Black LGBT Emerging Leaders play a critical role in raising awareness and reducing stigma around HIV/AIDS. Not only is their perspective a critical one in shaping policies, their active involvement is essential to help grow the leadership pipeline necessary to sustain a vibrant, impactful equality movement.
That is why NBJC is pleased to host the 2013 Black LGBT Emerging Leaders Day in Washington, DC, in conjunction with the Human Rights Campaign and the National Gay and Lesbian Task Force. On February 21-22, Black LGBT students, activists, and community organizers, ages 18-30, will participate in a policy briefing at the White House, hear about President Obama's commitment to equal rights for all Americans and the important steps his Administration has taken to ensure health, well-being, and equality for Black LGBT Americans as it relates to young adults, including HIV/AIDS.
"It is great to have an interdisciplinary approach to addressing the epidemic as it relates to MSM of color," adds George Washington University Public Health Research Clinic's Christopher Chauncey Watson. "This forum is not only a great venue to engage national and local stakeholders, but also acknowledges support from the current administration to address this epidemic at all levels."
According to the Centers for Disease Control, among transgender persons, the highest percentage of newly identified HIV infection was among African Americans (4.4%). In New York City alone, from 2005-2009, there were 206 new diagnoses of HIV infection among transgender people, 95% of which were among transgender women. Approximately 90% of transgender people newly diagnosed with HIV infection were Black or Hispanic.

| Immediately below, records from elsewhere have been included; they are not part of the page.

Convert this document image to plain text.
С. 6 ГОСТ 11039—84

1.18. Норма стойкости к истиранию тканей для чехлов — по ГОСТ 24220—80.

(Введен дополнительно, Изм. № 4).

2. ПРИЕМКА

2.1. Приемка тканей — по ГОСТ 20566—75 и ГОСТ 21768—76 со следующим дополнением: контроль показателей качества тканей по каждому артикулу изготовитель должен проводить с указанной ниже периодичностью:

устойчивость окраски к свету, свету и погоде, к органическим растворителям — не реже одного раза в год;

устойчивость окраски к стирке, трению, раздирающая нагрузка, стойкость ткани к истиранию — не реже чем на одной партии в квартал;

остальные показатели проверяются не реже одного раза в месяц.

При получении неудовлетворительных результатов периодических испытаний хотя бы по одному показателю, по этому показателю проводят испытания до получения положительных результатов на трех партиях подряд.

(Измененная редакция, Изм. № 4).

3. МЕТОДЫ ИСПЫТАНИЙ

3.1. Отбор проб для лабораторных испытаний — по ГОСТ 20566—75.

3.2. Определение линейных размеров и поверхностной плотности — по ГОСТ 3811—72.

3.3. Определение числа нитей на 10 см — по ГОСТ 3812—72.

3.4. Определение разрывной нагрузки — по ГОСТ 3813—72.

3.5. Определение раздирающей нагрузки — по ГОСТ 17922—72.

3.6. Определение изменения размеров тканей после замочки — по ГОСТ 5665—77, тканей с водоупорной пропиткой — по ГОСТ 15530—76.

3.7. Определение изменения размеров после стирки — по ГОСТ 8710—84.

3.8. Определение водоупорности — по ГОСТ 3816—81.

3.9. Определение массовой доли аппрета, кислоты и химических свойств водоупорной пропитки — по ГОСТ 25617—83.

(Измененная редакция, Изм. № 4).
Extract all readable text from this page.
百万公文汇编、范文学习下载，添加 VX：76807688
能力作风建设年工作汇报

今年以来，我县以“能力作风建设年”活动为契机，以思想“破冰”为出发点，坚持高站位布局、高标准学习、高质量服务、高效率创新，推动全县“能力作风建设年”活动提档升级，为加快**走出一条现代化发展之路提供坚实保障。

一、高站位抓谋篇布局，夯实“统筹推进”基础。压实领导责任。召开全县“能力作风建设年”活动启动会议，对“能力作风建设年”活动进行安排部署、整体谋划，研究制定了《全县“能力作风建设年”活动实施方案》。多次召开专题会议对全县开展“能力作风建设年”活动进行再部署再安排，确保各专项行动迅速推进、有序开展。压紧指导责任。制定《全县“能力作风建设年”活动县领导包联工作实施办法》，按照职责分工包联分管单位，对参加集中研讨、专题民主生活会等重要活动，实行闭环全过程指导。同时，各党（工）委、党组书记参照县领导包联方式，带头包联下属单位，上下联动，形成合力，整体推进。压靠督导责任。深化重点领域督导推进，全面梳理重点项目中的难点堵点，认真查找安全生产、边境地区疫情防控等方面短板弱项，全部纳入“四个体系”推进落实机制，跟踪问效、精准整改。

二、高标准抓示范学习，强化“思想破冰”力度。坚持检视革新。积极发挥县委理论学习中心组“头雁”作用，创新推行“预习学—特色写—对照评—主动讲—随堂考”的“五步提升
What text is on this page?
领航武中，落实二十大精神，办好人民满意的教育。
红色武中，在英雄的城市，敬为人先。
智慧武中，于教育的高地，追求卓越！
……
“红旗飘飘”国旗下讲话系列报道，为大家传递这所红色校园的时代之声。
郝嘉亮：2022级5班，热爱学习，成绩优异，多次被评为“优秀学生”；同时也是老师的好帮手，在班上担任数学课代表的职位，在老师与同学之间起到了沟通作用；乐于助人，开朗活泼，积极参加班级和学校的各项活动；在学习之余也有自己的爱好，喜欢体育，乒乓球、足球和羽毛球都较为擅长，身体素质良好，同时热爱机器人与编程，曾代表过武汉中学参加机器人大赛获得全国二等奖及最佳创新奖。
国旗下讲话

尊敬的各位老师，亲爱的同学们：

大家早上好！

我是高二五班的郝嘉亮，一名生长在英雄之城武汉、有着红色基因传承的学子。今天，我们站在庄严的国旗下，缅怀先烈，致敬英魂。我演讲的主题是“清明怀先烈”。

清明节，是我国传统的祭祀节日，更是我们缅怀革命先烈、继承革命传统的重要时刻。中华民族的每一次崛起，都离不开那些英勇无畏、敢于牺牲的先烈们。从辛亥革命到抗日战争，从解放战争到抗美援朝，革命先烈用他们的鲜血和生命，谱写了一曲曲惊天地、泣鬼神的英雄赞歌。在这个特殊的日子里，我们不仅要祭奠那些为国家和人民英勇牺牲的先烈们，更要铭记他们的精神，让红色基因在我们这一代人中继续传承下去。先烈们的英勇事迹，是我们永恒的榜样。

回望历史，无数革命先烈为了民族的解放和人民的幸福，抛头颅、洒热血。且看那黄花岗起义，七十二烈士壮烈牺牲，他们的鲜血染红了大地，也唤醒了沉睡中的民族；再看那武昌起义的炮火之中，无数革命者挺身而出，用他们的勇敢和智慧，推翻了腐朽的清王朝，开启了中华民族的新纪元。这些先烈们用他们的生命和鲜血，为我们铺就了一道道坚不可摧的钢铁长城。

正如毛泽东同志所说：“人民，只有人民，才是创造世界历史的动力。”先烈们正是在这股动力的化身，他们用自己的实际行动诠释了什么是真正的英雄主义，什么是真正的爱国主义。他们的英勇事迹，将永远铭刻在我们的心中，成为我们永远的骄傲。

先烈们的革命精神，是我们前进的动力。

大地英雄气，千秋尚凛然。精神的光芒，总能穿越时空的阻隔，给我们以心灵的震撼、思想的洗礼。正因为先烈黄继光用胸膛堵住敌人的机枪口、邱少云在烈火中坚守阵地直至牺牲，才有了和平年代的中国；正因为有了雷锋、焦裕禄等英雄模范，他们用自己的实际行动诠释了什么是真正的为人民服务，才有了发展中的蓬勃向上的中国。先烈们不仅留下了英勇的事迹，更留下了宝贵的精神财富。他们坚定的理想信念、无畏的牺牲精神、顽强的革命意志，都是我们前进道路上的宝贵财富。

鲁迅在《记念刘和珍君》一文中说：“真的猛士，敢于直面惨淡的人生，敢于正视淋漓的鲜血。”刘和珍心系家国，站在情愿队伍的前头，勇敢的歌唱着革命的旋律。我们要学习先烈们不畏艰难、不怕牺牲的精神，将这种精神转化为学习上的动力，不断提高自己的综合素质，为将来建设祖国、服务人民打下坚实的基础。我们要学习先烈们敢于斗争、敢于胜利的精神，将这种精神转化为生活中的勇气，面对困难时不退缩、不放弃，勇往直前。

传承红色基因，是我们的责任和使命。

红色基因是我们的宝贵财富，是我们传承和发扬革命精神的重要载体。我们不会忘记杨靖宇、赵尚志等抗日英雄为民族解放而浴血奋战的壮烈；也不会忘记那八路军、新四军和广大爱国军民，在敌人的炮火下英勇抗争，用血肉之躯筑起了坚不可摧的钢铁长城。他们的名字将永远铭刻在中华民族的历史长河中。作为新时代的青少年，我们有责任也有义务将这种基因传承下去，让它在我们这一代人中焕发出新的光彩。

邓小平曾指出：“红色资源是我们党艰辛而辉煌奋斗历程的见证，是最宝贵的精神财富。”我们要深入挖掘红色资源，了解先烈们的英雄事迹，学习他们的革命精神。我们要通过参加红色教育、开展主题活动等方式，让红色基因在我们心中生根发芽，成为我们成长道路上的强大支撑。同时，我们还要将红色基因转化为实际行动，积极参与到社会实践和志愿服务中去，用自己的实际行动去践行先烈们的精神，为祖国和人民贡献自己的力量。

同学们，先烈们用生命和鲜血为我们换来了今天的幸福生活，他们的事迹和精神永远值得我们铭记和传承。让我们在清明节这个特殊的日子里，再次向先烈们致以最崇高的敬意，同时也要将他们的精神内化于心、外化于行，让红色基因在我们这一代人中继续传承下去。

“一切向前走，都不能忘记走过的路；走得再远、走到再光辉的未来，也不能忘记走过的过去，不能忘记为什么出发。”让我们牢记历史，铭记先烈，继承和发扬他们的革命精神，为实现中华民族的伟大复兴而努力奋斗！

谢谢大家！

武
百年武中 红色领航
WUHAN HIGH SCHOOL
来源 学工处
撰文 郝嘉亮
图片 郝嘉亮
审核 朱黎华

These startling statistics and the continued need to acquire accurate information among all people at risk for HIV infection make it resoundingly clear that Black transgender women must be part of the decision-making processes about HIV-related policies and programs.
"We have made remarkable strides in our society around treatment of HIV/AIDS," adds NBJC's Rodney K. Nickens Jr. "However there is more work to be done. We can't do this work if Black LGBT young people and our trans sisters aren't part of creating the solutions."